Esto también: uno vuelve a casa y encuentra la cerradura forzada y no hay televisión ni computadora. Sabemos que alguien estuvo aquí, y a qué vino. Pensamos por un segundo si Jerry nos siguió desde su colonia y que quizá ahora también manda aquí.
Las cosas que se notan, que se aprecian, hasta que faltan: el silencio, la paz, la salud. O el amor. Sobre todo ese. Nadie sabe lo que tiene hasta que lo ve perdido, dice la madre mientras hace el quehacer en la casa, y luego pide que levantemos los pies para barrer debajo del sillón, porque el polvo deja ahí su huella.
Tengo dos pares de tenis, idénticos, que compré hace un par de meses en una oferta del 2×1 en una tienda cerca de mi casa. Un par lo uso para hacer ejercicio, el otro para… para no hacer ejercicio. Distingo un par del otro gracias a las huellas que las actividades dejan en ellos: los que uso para ejercitarme están más maltratados y tienen un tono verduzco debido al pasto, los otros aún conservan la forma que se les dio en la fábrica.
Se pueden leer las prendas, claro. Mi mamá, cuando aún lavaba la ropa de todos nosotros, sabía distinguir a quién pertenecía cada una: cuellos más negros, manchas de salsa picante o chocolate, agujeros. Ella sabía, siempre, a dónde habíamos ido o qué habíamos hecho con tan solo mirar las prendas. Dejábamos una huella en la ropa, subrayábamos, en la oración blanca de las playeras, nuestras actividades.
También se puede leer la actividad de alguien en los zapatos: si tiene problemas a la hora de caminar el desgaste de las suelas nos lo dirá. También nos dejará saber cómo pisa alguien, si arrastra los pies o si camina mucho o poco y por dónde lo hace.
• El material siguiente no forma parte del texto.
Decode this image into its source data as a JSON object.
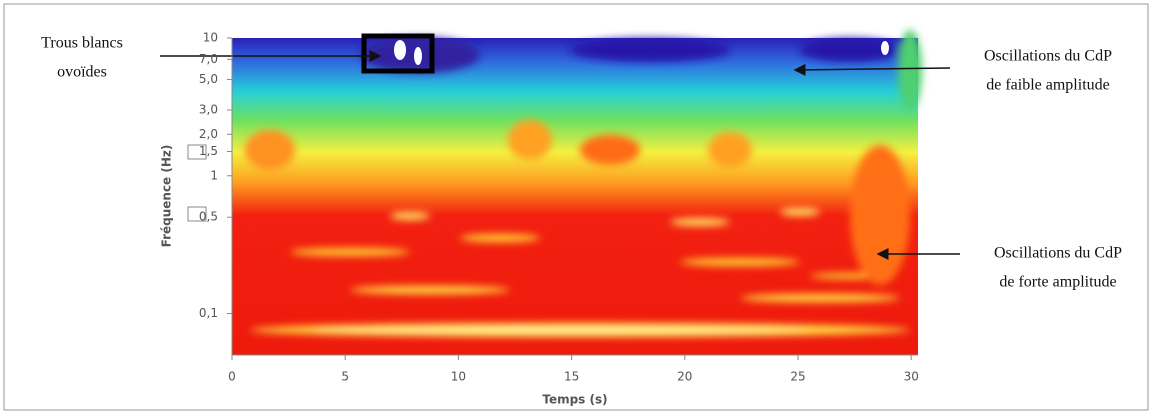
{
  "chart_data": {
    "type": "heatmap",
    "x_label": "Temps (s)",
    "y_label": "Fréquence (Hz)",
    "xlim": [
      0,
      30.3
    ],
    "xticks": [
      0,
      5,
      10,
      15,
      20,
      25,
      30
    ],
    "ylim": [
      0.05,
      10
    ],
    "y_scale": "log",
    "yticks": [
      {
        "value": 10,
        "label": "10"
      },
      {
        "value": 7,
        "label": "7,0"
      },
      {
        "value": 5,
        "label": "5,0"
      },
      {
        "value": 3,
        "label": "3,0"
      },
      {
        "value": 2,
        "label": "2,0"
      },
      {
        "value": 1.5,
        "label": "1,5"
      },
      1,
      {
        "value": 0.5,
        "label": "0,5"
      },
      {
        "value": 0.1,
        "label": "0,1"
      }
    ],
    "annotations": [
      {
        "lines": [
          "Trous blancs",
          "ovoïdes"
        ]
      },
      {
        "lines": [
          "Oscillations du CdP",
          "de faible amplitude"
        ]
      },
      {
        "lines": [
          "Oscillations du CdP",
          "de forte amplitude"
        ]
      }
    ]
  }
}
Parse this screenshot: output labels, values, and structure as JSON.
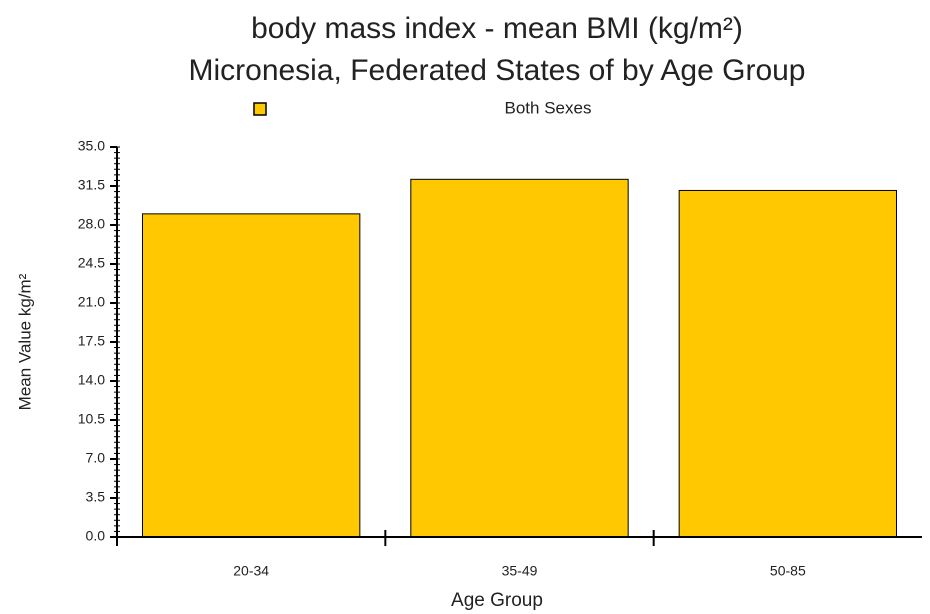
{
  "chart_data": {
    "type": "bar",
    "title": "body mass index - mean BMI (kg/m²)",
    "subtitle": "Micronesia, Federated States of by Age Group",
    "x_label": "Age Group",
    "y_label": "Mean Value kg/m²",
    "categories": [
      "20-34",
      "35-49",
      "50-85"
    ],
    "series": [
      {
        "name": "Both Sexes",
        "color": "#ffc800",
        "values": [
          29.0,
          32.1,
          31.1
        ]
      }
    ],
    "ylim": [
      0,
      35
    ],
    "yticks": [
      {
        "value": 0,
        "label": "0.0"
      },
      3.5,
      {
        "value": 7,
        "label": "7.0"
      },
      10.5,
      {
        "value": 14,
        "label": "14.0"
      },
      17.5,
      {
        "value": 21,
        "label": "21.0"
      },
      24.5,
      {
        "value": 28,
        "label": "28.0"
      },
      31.5,
      {
        "value": 35,
        "label": "35.0"
      }
    ],
    "legend": "top"
  }
}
Asimismo, se puede leer la ropa interior, pero eso es muy peligroso y prefiero no hablar de ello, al menos no ahora.
Antes, cuando el formato VHS era lo más avanzado en cuanto a tecnología se refería (al menos para ver películas) era posible saber hasta dónde había llegado alguien en la cinta o cuánto la había visto, siempre con base en el desgaste. Lo mismo con los casetes y con los vinilos: donde más desgaste había era donde más había permanecido el espectador. Recuerdo que en mi casa, hace muchos años, había un vinil que contenía canciones de Pedro Infante: el rayón más pronunciado correspondía a las mañanitas, canción que se activaba seis veces al año.
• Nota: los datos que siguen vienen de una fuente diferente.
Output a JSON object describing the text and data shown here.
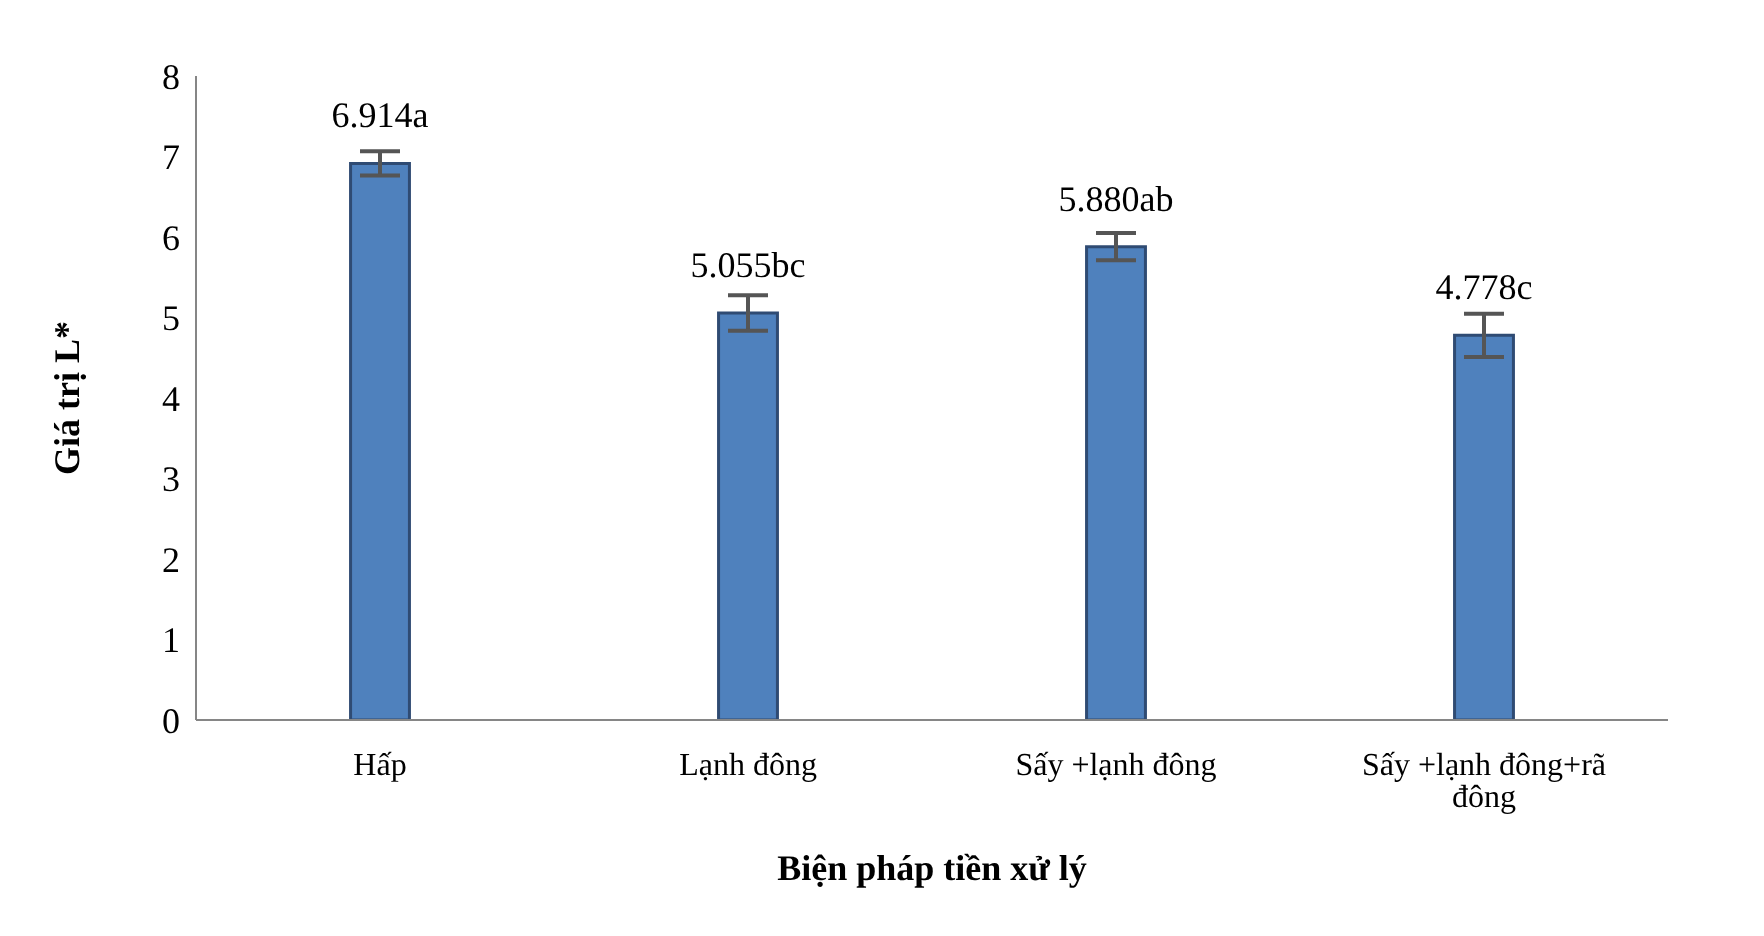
{
  "chart_data": {
    "type": "bar",
    "xlabel": "Biện pháp tiền xử lý",
    "ylabel": "Giá trị L*",
    "categories": [
      "Hấp",
      "Lạnh đông",
      "Sấy +lạnh đông",
      "Sấy +lạnh đông+rã đông"
    ],
    "values": [
      6.914,
      5.055,
      5.88,
      4.778
    ],
    "color": "#4f81bd",
    "errors": [
      0.15,
      0.22,
      0.17,
      0.27
    ],
    "value_labels": [
      "6.914a",
      "5.055bc",
      "5.880ab",
      "4.778c"
    ],
    "ylim": [
      0,
      8
    ],
    "yticks": [
      0,
      1,
      2,
      3,
      4,
      5,
      6,
      7,
      8
    ],
    "grid": false,
    "legend": false
  }
}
En el VHS de El hombre omega, la parte que más se reprodujo en mi casa (lo que seguramente generó una huella sobre la cinta magnética) es justamente donde Neville descubre que no está solo en el mundo; reproducida hasta el cansancio por mi hermano y por mí, ahí habíamos dejado claro un mensaje, habíamos subrayado y con ello generamos una segunda lectura, una tercera. Nos dibujamos a través de la intervención de nuestros objetos cotidianos: la hoja más doblada del libro, la fotografía impresa con más dobleces y huellas dactilares marcadas, el libro más maltratado (en mi caso es Dios en la tierra, de José Revueltas) son rastros que alguien puede leer si un día ya no estamos. “Matamos lo que amamos, lo demás nunca ha estado vivo”, dice Rosario Castellanos, y unos zapatos formales bajo mi cama, prácticamente nuevos, lo corroboran.